Implicit cast from short* to int* prints the warning about incompatible pointer type (and I understand why).

Implicit cast from enum* to int* prints same warnig.

There's a tool snacc that generates the following code:

typedef enum
    {
        CHARGINGCALLING = 0,
        CHARGINGCALLED = 1,
        NONECHARGING = 2
    } ChargedParty; /* ENUMERATED { CHARGINGCALLING (0), CHARGINGCALLED (1), NONECHARGING (2) }  */

typedef struct MSOriginatingSMSinSMS_IWMSC /* SET */
{
    ChargedParty* chargedParty; /* [6] IMPLICIT ChargedParty OPTIONAL */
} MSOriginatingSMSinSMS_IWMSC;

#define BEncChargedPartyContent BEncAsnEnumContent

int BEncMSOriginatingSMSinSMS_IWMSCContent (BUF_TYPE b, MSOriginatingSMSinSMS_IWMSC *v) {
    BEncChargedPartyContent (b, (v->chargedParty));
    ...
}

A header file shipped with this tool:

int BEncAsnIntContent (BUF_TYPE b, int *data);
#define BEncAsnEnumContent BEncAsnIntContent

The call to BEncChargedPartyContent prints the warning.

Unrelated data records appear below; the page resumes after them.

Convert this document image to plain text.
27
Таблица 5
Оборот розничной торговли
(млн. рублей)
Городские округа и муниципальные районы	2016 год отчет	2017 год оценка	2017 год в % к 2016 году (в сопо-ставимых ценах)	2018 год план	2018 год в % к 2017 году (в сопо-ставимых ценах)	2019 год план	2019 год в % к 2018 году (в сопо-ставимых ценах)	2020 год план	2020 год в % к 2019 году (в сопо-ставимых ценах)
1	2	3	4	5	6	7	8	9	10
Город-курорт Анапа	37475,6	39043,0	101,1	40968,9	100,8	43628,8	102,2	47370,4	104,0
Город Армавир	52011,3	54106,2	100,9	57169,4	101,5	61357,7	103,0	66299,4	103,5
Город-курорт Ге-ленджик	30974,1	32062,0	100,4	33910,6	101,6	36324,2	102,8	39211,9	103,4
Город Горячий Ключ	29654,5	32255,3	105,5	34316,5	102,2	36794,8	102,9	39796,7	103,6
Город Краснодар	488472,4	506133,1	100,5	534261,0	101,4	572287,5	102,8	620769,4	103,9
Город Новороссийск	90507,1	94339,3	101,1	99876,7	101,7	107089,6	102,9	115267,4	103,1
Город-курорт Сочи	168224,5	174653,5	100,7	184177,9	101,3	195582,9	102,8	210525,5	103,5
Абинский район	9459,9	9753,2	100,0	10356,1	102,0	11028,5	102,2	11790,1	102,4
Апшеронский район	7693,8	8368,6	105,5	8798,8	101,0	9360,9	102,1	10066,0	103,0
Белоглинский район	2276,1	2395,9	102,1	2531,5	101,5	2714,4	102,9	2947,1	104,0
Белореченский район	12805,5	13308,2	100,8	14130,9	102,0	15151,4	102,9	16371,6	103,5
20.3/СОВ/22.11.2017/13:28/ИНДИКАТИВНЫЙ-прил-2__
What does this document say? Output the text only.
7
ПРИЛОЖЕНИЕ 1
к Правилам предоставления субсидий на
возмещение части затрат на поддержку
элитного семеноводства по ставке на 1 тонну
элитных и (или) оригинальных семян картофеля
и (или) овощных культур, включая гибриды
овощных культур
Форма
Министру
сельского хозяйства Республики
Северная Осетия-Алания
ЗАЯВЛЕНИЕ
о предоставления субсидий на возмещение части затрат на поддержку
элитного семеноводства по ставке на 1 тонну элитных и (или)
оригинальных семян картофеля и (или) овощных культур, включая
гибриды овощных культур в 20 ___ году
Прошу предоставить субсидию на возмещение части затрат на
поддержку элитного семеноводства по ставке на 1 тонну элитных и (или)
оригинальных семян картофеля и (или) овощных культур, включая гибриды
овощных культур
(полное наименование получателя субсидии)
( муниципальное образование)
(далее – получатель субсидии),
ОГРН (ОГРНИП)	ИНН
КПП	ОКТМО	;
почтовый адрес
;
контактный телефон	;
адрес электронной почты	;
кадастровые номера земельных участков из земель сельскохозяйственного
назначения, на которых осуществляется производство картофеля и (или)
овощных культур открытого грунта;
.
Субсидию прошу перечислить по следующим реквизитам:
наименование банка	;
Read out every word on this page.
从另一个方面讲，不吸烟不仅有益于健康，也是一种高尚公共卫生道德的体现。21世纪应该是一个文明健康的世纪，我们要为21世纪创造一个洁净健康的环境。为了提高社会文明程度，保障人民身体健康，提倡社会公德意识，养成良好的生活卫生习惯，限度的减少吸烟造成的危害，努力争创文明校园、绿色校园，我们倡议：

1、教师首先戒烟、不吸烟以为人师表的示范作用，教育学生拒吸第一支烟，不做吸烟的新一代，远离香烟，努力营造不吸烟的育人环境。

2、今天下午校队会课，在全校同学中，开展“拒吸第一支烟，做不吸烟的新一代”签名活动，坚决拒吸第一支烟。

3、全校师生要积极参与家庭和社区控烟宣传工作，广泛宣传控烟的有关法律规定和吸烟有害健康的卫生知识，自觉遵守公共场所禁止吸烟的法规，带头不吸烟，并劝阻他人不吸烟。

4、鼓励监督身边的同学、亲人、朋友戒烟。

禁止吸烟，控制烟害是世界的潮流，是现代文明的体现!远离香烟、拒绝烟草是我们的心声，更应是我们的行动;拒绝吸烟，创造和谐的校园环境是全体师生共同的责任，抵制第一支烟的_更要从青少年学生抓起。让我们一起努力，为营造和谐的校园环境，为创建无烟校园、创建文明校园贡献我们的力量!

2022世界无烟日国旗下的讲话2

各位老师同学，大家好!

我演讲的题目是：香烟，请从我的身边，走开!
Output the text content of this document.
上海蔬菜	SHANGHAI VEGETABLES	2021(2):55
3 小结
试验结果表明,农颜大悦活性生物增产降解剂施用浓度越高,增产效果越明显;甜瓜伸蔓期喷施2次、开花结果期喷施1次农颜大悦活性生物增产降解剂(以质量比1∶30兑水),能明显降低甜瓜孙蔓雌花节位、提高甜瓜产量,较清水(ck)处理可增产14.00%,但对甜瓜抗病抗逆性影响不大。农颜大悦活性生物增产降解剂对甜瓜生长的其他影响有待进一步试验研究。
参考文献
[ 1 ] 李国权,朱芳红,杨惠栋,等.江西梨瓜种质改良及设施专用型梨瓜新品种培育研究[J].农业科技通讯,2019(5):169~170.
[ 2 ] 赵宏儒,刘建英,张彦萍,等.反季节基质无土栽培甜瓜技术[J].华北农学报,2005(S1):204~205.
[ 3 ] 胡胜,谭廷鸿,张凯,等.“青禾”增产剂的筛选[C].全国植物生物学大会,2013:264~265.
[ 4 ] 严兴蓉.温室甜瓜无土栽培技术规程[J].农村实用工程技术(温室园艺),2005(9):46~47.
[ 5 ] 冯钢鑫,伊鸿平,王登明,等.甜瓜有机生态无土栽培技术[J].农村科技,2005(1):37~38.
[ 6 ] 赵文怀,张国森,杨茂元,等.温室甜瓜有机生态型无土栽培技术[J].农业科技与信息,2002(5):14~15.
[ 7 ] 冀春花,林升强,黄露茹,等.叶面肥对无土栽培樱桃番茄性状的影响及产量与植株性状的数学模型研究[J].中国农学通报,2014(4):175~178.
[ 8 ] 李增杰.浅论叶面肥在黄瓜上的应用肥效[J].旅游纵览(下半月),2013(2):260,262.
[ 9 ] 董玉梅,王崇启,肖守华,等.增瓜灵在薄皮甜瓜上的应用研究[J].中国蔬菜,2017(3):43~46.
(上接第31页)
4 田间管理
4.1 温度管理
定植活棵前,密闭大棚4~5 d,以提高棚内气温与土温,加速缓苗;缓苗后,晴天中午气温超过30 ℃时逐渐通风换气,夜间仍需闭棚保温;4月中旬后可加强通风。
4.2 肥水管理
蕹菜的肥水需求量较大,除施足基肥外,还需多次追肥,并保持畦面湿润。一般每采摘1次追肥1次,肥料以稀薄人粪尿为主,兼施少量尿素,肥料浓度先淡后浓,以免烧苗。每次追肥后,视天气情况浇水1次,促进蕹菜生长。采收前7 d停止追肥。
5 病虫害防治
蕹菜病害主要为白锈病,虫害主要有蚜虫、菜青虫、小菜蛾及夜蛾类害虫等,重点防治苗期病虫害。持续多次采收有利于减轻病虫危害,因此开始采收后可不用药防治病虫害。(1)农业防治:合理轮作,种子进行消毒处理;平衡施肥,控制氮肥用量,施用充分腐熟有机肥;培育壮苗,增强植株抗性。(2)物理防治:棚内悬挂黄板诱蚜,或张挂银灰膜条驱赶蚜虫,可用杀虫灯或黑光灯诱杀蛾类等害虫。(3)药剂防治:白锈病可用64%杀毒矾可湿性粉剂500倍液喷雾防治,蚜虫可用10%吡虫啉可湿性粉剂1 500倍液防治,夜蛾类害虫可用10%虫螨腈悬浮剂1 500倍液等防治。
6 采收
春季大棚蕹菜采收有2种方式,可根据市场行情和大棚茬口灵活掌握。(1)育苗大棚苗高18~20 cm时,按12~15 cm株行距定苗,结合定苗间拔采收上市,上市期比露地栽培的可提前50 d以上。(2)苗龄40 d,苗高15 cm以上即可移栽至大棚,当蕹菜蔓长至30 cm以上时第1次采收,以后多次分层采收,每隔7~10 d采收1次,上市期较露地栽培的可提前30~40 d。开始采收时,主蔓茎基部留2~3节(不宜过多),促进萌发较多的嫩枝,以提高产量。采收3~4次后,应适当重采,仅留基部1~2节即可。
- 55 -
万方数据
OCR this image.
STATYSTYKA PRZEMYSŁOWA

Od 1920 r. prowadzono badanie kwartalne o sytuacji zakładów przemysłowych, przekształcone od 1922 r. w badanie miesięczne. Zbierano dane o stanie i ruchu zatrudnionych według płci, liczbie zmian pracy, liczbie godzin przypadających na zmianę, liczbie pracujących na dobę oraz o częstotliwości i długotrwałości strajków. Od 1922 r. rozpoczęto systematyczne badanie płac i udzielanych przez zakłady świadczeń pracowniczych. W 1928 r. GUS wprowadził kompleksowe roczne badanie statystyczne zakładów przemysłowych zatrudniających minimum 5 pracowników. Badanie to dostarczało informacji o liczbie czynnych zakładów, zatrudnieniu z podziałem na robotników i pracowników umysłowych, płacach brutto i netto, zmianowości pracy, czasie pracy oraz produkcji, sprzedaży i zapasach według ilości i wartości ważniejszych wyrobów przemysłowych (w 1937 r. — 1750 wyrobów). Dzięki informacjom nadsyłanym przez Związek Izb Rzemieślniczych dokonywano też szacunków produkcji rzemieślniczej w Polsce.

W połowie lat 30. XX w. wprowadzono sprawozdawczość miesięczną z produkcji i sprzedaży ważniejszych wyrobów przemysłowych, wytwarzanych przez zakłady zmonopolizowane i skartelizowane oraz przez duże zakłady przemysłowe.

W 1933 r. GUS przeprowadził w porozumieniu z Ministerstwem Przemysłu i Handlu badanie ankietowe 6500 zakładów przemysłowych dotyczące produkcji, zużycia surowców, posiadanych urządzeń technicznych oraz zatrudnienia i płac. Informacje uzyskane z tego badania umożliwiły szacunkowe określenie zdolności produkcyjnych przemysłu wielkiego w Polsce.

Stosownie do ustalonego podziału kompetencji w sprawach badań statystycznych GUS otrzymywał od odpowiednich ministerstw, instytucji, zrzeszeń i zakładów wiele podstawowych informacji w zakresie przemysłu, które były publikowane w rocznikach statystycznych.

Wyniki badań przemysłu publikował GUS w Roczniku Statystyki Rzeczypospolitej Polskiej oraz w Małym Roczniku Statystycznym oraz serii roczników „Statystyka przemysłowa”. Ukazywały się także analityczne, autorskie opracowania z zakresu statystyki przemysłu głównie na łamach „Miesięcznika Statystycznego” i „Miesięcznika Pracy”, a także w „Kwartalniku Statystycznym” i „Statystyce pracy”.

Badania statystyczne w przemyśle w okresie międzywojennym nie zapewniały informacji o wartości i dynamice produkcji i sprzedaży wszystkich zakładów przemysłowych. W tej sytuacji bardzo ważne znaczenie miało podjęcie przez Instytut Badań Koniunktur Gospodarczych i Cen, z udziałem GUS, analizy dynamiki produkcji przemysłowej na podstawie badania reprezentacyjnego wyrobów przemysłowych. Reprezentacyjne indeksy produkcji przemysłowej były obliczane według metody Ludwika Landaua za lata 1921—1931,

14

Can I modify the declaration of BEncAsnEnumContent so it accepts without a warning pointers to any enum, but not void* or short* ?

Of course using sed I could replace the macro BEncChargedPartyContent with a static function:

static AsnLen BEncChargedPartyContent (BUF_TYPE b, ChargedParty *data)
{
    return BEncAsnEnumContent(b, (int*)data);
}

But there're too many of them.

Answer 1

Your own proposal with a static function sounds not so bad.

Can I modify the declaration of BEncAsnEnumContent so it accepts without a warning pointers to any enum, but not void* or short* ?

If you want, you can use a static assertion as John Zwinck hinted at.

#define BEncAsnEnumContent(b, d)        ({\
    _Static_assert(sizeof(int) == sizeof *(d), "wrong data size");\
        BEncAsnIntContent(b, (int *)d); })

---

What you think of in your comment below is a viable alternative with the advantage that it allows enumerations of different sizes; this is how I understand what you mean:

#define BEncAsnEnumContent(b, d)    MyEncAsnEnumContent(b, *(d))
static int MyEncAsnEnumContent(BUF_TYPE b, int val)
{
    return BEncAsnIntContent(b, &val);
}

Answer 2

The enumeration constants , that is the list of values in your enum declaration, are guaranteed to be of type int . However, this does not apply to the enum variable itself. An enum need not be compatible with int nor with another, different enum type variable. The size can vary from case to case and from compiler to compiler.

This is the root of the problem. If you mix enum and int , or two different enums with each other, all is fine if they have the same size. They are then compatible and you can convert pointers from one of the types to the other without problems.

However, if they are not of the same size, you cannot do this. It would give incompatible types: you would violate the strict aliasing rule and there might also be alignment issues. Plus the obvious: if you try to read a large chunk of data from a location where only a small chunk of data is stored, there's no telling what you will end up with.

The reliable solution is to change your function to simply use an integer type instead of a pointer:

int BEncAsnIntContent (BUF_TYPE b, int data);

There doesn't seem to be a reason why they pass the parameter through a pointer in the first place. Keep it simple.